Hugh was educated at The Mount, Northallerton, Aldenham School, Hertfordshire and Armstrong College, where he studied Art.
Hugh received his commission in August 1915 as Second Lieutenant in the Northumberland Fusiliers, 7th Battalion. He entered France on 13th March 1916.
Hugh was killed in action on 24th June 1916 aged 32 in West-Vlaanderen, Heuvelland, Belgium. He was struck by a bomb from a trench mortar near Whychaate. Seven days later, his younger brother John was also killed in action on the first day of the Somme.

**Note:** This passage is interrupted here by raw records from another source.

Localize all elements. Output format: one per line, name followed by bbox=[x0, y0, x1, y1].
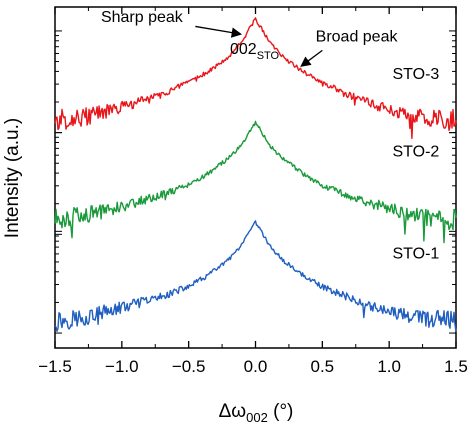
x-tick-label: 1.0 bbox=[377, 357, 401, 376]
annotations: Sharp peak Broad peak bbox=[101, 9, 399, 67]
series-labels: STO-3 STO-2 STO-1 bbox=[392, 66, 439, 262]
y-axis-title: Intensity (a.u.) bbox=[2, 118, 23, 238]
x-ticks: −1.5 −1.0 −0.5 0.0 0.5 1.0 1.5 bbox=[38, 7, 468, 376]
series-line-sto-2 bbox=[54, 120, 457, 244]
series-label: STO-2 bbox=[392, 144, 439, 161]
x-tick-label: 0.5 bbox=[311, 357, 335, 376]
series-label: STO-1 bbox=[392, 245, 439, 262]
x-tick-label: 0.0 bbox=[244, 357, 268, 376]
plot-frame bbox=[54, 6, 457, 349]
x-axis-title-prefix: Δω bbox=[219, 401, 247, 422]
peak-label-main: 002 bbox=[230, 41, 257, 58]
x-axis-title-suffix: (°) bbox=[268, 401, 294, 422]
x-axis-title: Δω002 (°) bbox=[219, 401, 294, 425]
annotation-sharp-peak: Sharp peak bbox=[101, 9, 184, 26]
series-line-sto-3 bbox=[54, 17, 457, 139]
sharp-peak-arrow bbox=[195, 25, 243, 38]
x-tick-label: −1.0 bbox=[105, 357, 139, 376]
x-tick-label: −1.5 bbox=[38, 357, 72, 376]
peak-label-sub: STO bbox=[257, 50, 280, 62]
broad-peak-arrow bbox=[300, 49, 323, 67]
x-axis-title-sub: 002 bbox=[246, 410, 268, 425]
annotation-broad-peak: Broad peak bbox=[316, 28, 399, 45]
series-label: STO-3 bbox=[392, 66, 439, 83]
y-minor-ticks bbox=[55, 30, 456, 334]
series-line-sto-1 bbox=[54, 220, 457, 332]
peak-label-002-sto: 002STO bbox=[230, 41, 280, 62]
x-tick-label: −0.5 bbox=[172, 357, 206, 376]
series-lines bbox=[54, 17, 457, 332]
x-tick-label: 1.5 bbox=[444, 357, 468, 376]
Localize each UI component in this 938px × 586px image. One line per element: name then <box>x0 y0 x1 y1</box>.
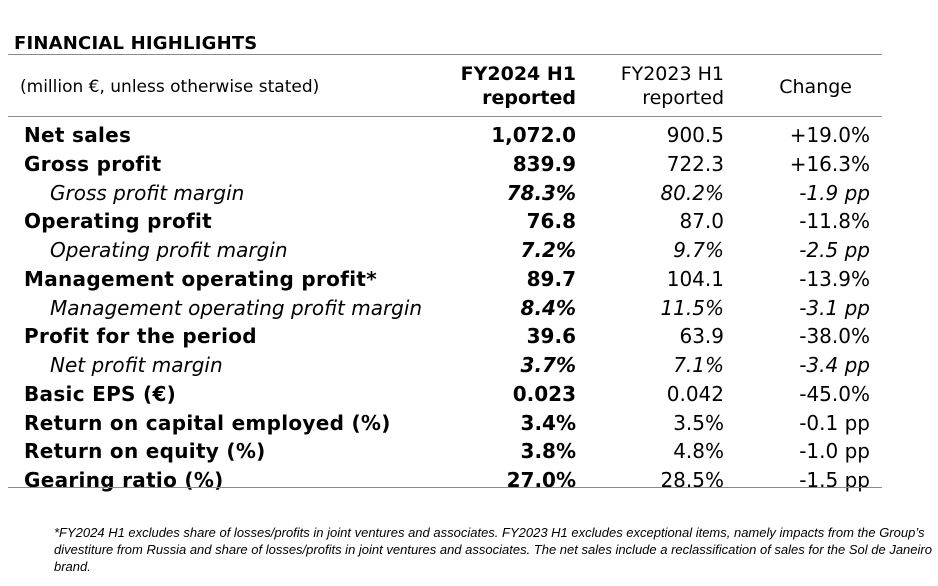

Their father, also John, in a canvas now lost, painted the two young men sat with their grandmother; while in another painting entitled 'The Brothers H.V.C. and J.M.C., Sandisdyke', two young men with their three dogs look up to the viewer. He also painted a posthumous portrait of John that was exhibited in the spring of 1917. On the 10th November 1917, John died after a brief illness.
His obituary was published on 1 September 1916 in “British Birds” journal (along with obituary to his brother John MacFarlane Charlton):
LIEUTENANT HUGH VAUGHAN CHARLTON, NORTHUMBERLAND FUSILIERS – Fell in action near Whychaate, on June 24th, 1916, struck by a bomb from a trench mortar. He was thirty-two years of age, and joined the Armstrong College O.T.C., receiving his commission in August of last year. He also, was a clever ornithologist, and the brothers worked much together, though Hugh’s inclinations leaned towards animal painting, for which he studied in Newcastle, Edinburgh and London. Birds were his speciality; his work was very artistic and he had a fine sense of colour and beauty in nature and in art, and was a sound critic. His paintings had already been hung in exhibitions in the cities where he had carried on his studies. One of his pictures, “The Home of the Dipper,” was exhibited in the Royal Academy of 1912.
As an officer he had earned warm tributes of affection from his Colonel and comrades, he devoted all his energies to his military duties, and, what makes his death doubly sad, is the knowledge that he had, a few days before, received an important appointment on the Staff.
Both the Charlton’s were keen sportsmen, taking special interest in wildfowling, for which they had exceptional opportunities on the Northumberland coast. It may truly be said of them that they would have shone in whatever profession they choose. They were patterns of honour, integrity and gentlemanly character, as well as being charming companions. The writer deeply deplores their untimely death, a feeling that is shared by all who knew them, and lovers of natural history will regret that ornithology has lost two students of great promise. Their father is Mr. John Charlton, the well-known artist, of Knightsbridge, S.W., and Newcastle-on-Tyne. On their mother’s side they were great-grandsons of the late John Vaughan, one of the pioneers of the Cleveland Iron Trade and grandsons of the late Thomas Vaughan, of Gunnergate Hall, Middlesbrough.